Over the hill in the opposite direction lay, incongruously, a black industrial wilderness of slag heaps, mines, glassworks, and forges. Foundries and ironworks belched forth acrid brown smoke from great chimney stacks, and red flames from open hearth furnaces, even on this warm spring Sunday. Humble little red-brick houses shared this desolate eastward outlook, sparsely dotted with clumps of coarse grass, railways, viaducts and bridges as well as the interlinking canals with their locks, basins and wharfs. This was the astonishing landscape of the Black Country, that broad tract of man-made bleakness that lay roughly between the opposing boundaries of Wolverhampton to the west and Birmingham to the east. Yet it held as much diversity as you could reasonably assimilate in a month of Sundays if you cared to look. Prosperity lived symbiotically with hardship, as did culture with ignorance, good taste with bad, virtue with wantonness, respectability with indelicacy, and hard work with idleness. Significantly, the Black Country, for all its limited size, generated a disproportionate amount of the enormous wealth that enabled Britain to wield such undeniable power in the world.

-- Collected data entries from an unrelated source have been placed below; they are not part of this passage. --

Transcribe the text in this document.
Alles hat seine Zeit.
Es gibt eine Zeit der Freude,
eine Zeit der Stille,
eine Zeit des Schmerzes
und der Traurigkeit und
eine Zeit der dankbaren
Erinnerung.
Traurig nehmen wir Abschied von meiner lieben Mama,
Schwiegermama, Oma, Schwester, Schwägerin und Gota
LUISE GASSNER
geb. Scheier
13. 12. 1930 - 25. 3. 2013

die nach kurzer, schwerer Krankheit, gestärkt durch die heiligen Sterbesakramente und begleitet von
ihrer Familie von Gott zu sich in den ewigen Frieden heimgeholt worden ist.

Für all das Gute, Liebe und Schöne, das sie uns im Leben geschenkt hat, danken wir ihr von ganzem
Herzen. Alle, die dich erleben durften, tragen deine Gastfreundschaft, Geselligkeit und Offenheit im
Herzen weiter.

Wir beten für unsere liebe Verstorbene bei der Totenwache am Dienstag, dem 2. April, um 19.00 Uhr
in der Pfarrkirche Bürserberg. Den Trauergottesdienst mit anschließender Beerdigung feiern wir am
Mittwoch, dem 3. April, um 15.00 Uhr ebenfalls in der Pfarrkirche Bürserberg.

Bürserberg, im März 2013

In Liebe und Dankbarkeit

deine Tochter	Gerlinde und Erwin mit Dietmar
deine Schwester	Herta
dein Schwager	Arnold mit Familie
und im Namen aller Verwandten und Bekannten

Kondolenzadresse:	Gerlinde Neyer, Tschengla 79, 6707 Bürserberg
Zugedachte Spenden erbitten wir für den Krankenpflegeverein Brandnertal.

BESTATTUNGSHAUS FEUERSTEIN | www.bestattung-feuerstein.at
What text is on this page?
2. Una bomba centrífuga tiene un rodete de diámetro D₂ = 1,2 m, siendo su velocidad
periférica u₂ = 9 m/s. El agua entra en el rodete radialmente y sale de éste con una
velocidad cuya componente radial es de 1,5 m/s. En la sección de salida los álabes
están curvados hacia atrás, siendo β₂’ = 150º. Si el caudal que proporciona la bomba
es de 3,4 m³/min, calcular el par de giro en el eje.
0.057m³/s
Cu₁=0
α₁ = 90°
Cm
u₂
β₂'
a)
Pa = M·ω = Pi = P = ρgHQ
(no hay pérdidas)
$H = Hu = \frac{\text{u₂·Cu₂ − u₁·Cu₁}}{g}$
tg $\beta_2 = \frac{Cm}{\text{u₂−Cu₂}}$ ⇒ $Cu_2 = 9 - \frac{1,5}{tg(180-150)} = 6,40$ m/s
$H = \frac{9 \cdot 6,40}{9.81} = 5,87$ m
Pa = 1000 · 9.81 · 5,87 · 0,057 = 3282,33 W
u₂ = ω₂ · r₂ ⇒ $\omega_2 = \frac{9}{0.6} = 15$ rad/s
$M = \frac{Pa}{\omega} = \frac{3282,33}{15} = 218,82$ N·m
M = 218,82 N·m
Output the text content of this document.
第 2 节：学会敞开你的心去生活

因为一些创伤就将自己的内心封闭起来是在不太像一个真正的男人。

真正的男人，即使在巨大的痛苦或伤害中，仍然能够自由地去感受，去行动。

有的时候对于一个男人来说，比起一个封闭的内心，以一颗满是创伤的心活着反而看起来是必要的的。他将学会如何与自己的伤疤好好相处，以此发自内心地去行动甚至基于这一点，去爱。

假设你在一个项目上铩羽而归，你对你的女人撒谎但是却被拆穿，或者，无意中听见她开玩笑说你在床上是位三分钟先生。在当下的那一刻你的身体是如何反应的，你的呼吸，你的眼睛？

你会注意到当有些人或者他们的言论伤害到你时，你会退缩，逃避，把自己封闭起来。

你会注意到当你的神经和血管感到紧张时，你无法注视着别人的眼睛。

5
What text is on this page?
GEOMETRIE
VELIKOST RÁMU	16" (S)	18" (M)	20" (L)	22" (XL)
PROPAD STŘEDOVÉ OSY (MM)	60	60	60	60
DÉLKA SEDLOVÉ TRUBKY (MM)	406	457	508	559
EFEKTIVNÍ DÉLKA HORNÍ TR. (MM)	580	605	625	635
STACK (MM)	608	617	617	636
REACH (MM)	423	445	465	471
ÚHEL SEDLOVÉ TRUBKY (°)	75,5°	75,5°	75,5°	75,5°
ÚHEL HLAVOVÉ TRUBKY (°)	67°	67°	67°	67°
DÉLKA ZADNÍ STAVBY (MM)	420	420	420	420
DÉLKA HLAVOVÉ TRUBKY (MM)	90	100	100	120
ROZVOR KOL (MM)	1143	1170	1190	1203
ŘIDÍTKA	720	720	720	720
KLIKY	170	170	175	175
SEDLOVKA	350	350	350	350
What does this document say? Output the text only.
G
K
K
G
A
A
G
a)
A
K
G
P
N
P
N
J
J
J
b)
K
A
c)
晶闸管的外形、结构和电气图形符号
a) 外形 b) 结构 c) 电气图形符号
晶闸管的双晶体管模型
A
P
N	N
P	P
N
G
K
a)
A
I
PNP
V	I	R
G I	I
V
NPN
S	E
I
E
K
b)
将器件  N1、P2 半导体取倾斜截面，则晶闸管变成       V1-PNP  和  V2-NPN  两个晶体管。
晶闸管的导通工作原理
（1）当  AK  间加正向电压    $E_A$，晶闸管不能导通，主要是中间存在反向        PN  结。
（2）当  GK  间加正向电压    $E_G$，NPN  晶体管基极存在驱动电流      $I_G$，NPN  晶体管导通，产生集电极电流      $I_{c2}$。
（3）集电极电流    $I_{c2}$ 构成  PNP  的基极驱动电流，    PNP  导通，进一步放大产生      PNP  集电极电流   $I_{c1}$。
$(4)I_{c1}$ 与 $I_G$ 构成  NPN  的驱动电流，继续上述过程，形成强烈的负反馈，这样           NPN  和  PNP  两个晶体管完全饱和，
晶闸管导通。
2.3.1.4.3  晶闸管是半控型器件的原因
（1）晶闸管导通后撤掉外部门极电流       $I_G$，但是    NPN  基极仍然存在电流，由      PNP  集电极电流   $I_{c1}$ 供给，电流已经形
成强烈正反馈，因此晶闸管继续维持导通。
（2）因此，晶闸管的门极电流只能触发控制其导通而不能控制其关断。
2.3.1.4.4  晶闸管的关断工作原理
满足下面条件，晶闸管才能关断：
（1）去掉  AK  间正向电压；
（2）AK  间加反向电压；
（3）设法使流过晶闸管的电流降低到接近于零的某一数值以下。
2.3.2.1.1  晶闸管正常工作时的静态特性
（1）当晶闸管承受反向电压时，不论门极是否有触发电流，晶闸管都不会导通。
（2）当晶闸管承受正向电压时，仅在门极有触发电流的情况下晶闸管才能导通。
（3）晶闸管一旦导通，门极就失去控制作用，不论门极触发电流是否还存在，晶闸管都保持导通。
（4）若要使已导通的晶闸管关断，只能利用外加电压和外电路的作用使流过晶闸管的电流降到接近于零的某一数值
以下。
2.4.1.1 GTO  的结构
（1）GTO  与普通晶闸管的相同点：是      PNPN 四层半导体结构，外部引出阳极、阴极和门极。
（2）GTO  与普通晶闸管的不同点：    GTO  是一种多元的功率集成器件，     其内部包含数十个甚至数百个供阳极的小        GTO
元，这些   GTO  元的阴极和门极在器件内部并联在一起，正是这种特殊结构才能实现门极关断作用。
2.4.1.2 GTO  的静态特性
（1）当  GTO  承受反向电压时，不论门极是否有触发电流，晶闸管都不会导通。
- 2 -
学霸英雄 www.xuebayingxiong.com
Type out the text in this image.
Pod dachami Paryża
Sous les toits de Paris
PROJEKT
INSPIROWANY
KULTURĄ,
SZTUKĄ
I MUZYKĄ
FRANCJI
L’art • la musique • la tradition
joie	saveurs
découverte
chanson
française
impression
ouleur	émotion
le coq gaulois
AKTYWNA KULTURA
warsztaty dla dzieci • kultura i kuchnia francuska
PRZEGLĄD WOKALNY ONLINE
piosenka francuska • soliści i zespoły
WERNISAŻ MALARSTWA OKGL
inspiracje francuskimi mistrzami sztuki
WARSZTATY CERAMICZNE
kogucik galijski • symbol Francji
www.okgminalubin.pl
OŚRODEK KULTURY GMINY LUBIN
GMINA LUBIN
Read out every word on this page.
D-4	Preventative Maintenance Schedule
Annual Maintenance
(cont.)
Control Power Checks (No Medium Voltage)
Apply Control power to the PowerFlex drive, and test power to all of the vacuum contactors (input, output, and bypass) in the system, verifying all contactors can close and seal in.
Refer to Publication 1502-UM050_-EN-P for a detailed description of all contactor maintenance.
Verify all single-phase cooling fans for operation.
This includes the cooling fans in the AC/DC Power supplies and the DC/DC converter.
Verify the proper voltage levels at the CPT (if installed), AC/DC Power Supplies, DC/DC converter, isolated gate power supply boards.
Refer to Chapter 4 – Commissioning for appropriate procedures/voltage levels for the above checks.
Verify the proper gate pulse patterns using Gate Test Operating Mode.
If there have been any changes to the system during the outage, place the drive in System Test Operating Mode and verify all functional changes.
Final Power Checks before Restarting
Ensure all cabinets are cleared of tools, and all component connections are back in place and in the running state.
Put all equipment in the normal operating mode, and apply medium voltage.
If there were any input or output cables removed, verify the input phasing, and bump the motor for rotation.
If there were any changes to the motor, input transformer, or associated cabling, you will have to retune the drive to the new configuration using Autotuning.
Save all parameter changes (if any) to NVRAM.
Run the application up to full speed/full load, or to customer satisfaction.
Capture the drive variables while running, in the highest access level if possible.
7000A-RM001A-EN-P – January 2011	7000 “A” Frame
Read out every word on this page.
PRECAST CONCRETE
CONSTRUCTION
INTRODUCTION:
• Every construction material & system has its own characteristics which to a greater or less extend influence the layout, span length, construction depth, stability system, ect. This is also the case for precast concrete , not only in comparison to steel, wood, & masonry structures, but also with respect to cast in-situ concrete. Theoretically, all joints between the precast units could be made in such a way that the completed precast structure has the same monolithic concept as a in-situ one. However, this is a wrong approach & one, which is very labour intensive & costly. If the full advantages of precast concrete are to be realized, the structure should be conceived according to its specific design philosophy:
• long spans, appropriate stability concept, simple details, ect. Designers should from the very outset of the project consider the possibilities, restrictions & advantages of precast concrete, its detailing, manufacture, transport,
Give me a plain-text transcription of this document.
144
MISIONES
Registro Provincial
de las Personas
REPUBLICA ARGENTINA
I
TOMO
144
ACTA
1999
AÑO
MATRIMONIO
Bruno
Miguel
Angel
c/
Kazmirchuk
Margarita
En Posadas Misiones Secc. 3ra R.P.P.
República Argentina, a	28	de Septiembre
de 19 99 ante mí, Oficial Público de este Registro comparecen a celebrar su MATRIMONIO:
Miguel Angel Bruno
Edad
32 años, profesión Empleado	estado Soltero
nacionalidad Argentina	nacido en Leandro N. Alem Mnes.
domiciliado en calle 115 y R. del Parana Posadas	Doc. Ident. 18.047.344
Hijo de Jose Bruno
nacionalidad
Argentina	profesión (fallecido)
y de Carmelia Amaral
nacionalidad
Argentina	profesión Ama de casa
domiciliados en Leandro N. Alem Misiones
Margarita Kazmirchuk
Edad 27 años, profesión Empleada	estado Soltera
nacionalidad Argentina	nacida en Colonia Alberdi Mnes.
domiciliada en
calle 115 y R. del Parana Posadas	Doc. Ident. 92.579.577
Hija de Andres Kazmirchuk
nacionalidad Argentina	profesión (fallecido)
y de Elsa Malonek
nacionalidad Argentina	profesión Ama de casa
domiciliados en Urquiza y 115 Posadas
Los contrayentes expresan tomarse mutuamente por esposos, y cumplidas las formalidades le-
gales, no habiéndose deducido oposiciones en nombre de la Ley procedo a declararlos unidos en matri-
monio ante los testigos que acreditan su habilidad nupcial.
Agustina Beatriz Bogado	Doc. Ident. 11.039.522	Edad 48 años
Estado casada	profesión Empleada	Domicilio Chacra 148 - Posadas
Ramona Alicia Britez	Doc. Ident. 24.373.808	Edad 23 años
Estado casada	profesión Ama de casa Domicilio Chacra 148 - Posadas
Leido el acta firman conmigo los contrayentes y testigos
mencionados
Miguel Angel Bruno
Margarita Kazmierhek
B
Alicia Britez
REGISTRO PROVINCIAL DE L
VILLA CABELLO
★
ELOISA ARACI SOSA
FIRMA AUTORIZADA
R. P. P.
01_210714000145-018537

Marigold popped her head round the cabin door.
‘Oh, you’re back then.’
‘Yes, I’m back. Are you ready yet?’
She nodded and stepped out onto the gunwale, then onto the towpath. ‘I just wanted to change me frock, wash me face and tidy me hair up a bit. Me mom don’t like me venturing away from the cut in me working frock. She says it’s common to do that.’
He smiled his response, looking her up and down. The frock was plainly cut in muslin and well-washed, the floral pattern almost faded from enthusiastic and frequent laundering, but she looked divine, and there was no shame in cleanliness. It fitted her perfectly, enhancing her slender figure. Her dark hair had been hurriedly brushed and re-pinned, and it was tidier now.
‘You look ever so nice,’ he said sincerely.
‘Thank you. So do you in your Sunday best suit. Where you taking me?’
‘There’s a path over the fields to Kingswinford. I bet you’ve never been there?’
She shook her head. ‘Not if there ain’t a cut what goes there. Is it far?’
‘A mile, a mile and a half, maybe – nothing really. But it’s a fine afternoon for a stroll.’
‘What is there at Kingswinford? Anything special?’
He shrugged. ‘Nothing special. It’s just a nice walk over fields.’
He led her back to the bridge he’d just come from and onto the lane that led first to Wordsley.
‘I’m thinking of getting meself a bike,’ he announced, in a manner calculated to impress.
‘A bike? Blimey.’ Marigold sounded duly impressed. ‘I wish I could have a bike. I could ride to the locks ahead of our narrowboats and open ’em ready. It wouldn’t half save us some time.’
‘Suggest it to your dad. Mebbe he’ll buy one.’
‘I doubt whether he could afford one. How much do they cost?’